Parameters of media in agenda-setting
The agenda-setting theory of media states that through continued coverage of an issue, public attention is drawn to the issue (Moncrie and Willy par. 9). This means that media can, and has been used in the past to create a set pace for an agenda. According to behavioral theorists, a behavior can be altered through conditioning (Bowden 72). The continued bombarding of the general public with the reports about the Twin Towers bombing made people from all countries in the world take notice of the security issue of terrorism. This is including those countries that had not been threatened with terrorism in the past. Just because the issue became important to newspapers, it gained the attention of the rest of the world as indicated in video 1.

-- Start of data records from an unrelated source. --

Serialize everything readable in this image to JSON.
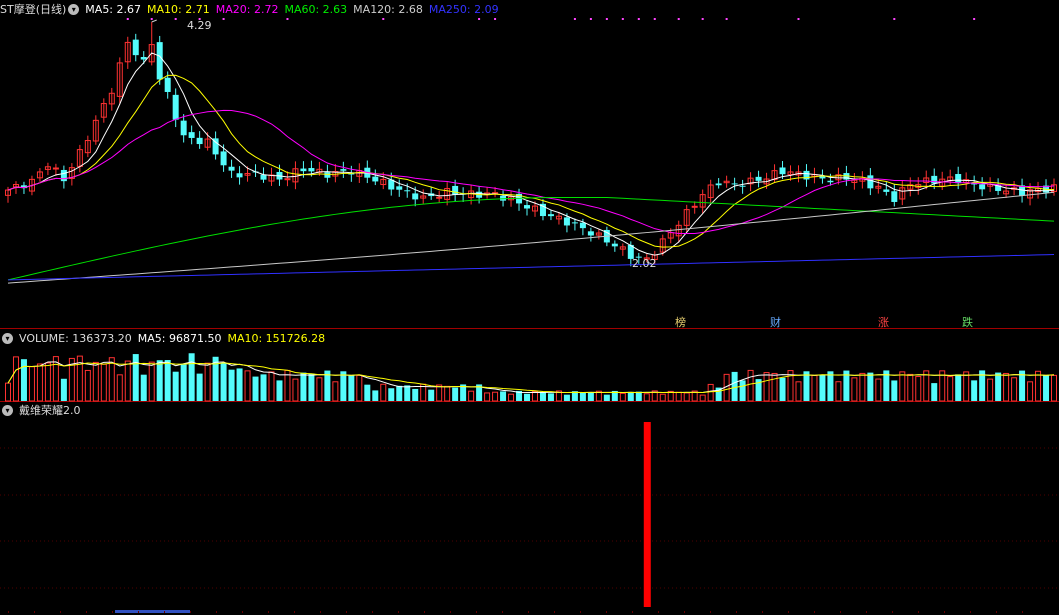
{
  "main_header": {
    "title": "ST摩登(日线)",
    "ma5": "MA5: 2.67",
    "ma10": "MA10: 2.71",
    "ma20": "MA20: 2.72",
    "ma60": "MA60: 2.63",
    "ma120": "MA120: 2.68",
    "ma250": "MA250: 2.09"
  },
  "volume_header": {
    "volume": "VOLUME: 136373.20",
    "ma5": "MA5: 96871.50",
    "ma10": "MA10: 151726.28"
  },
  "indicator_header": {
    "title": "戴维荣耀2.0"
  },
  "price_labels": {
    "high": "4.29",
    "low": "2.02"
  },
  "flags": [
    {
      "text": "榜",
      "color": "#e8d070"
    },
    {
      "text": "财",
      "color": "#66aaff"
    },
    {
      "text": "涨",
      "color": "#ff4444"
    },
    {
      "text": "跌",
      "color": "#66dd66"
    }
  ],
  "colors": {
    "up": "#ff3232",
    "down": "#54fcfc",
    "ma5": "#ffffff",
    "ma10": "#ffff00",
    "ma20": "#ff00ff",
    "ma60": "#00e000",
    "ma120": "#c8c8c8",
    "ma250": "#3030ff",
    "signal": "#ff0000",
    "divider": "#a00000"
  },
  "chart_data": {
    "type": "candlestick",
    "price_range": [
      1.8,
      4.45
    ],
    "high": 4.29,
    "low": 2.02,
    "signal_index": 80
  }
}
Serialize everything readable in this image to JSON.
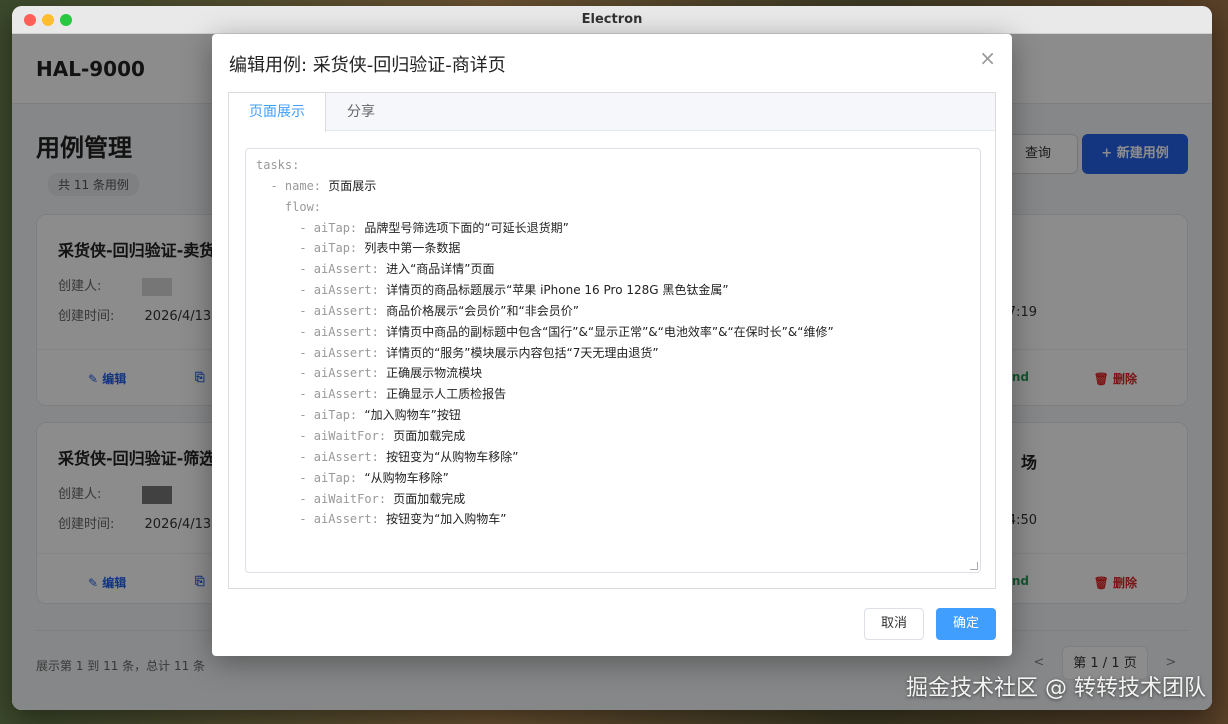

With the continued growth in technology, as well as, the growth in the number of people that have become technologically savvy, the internet has emerged as one of the most preferred modes of communication. People are regularly corresponding with each other through the use of e-mails, chats, short messages services, blogs, and social media. This has led to the development of social media platforms where people meet over the internet and discuss issues (Moncrie and Willy par. 7).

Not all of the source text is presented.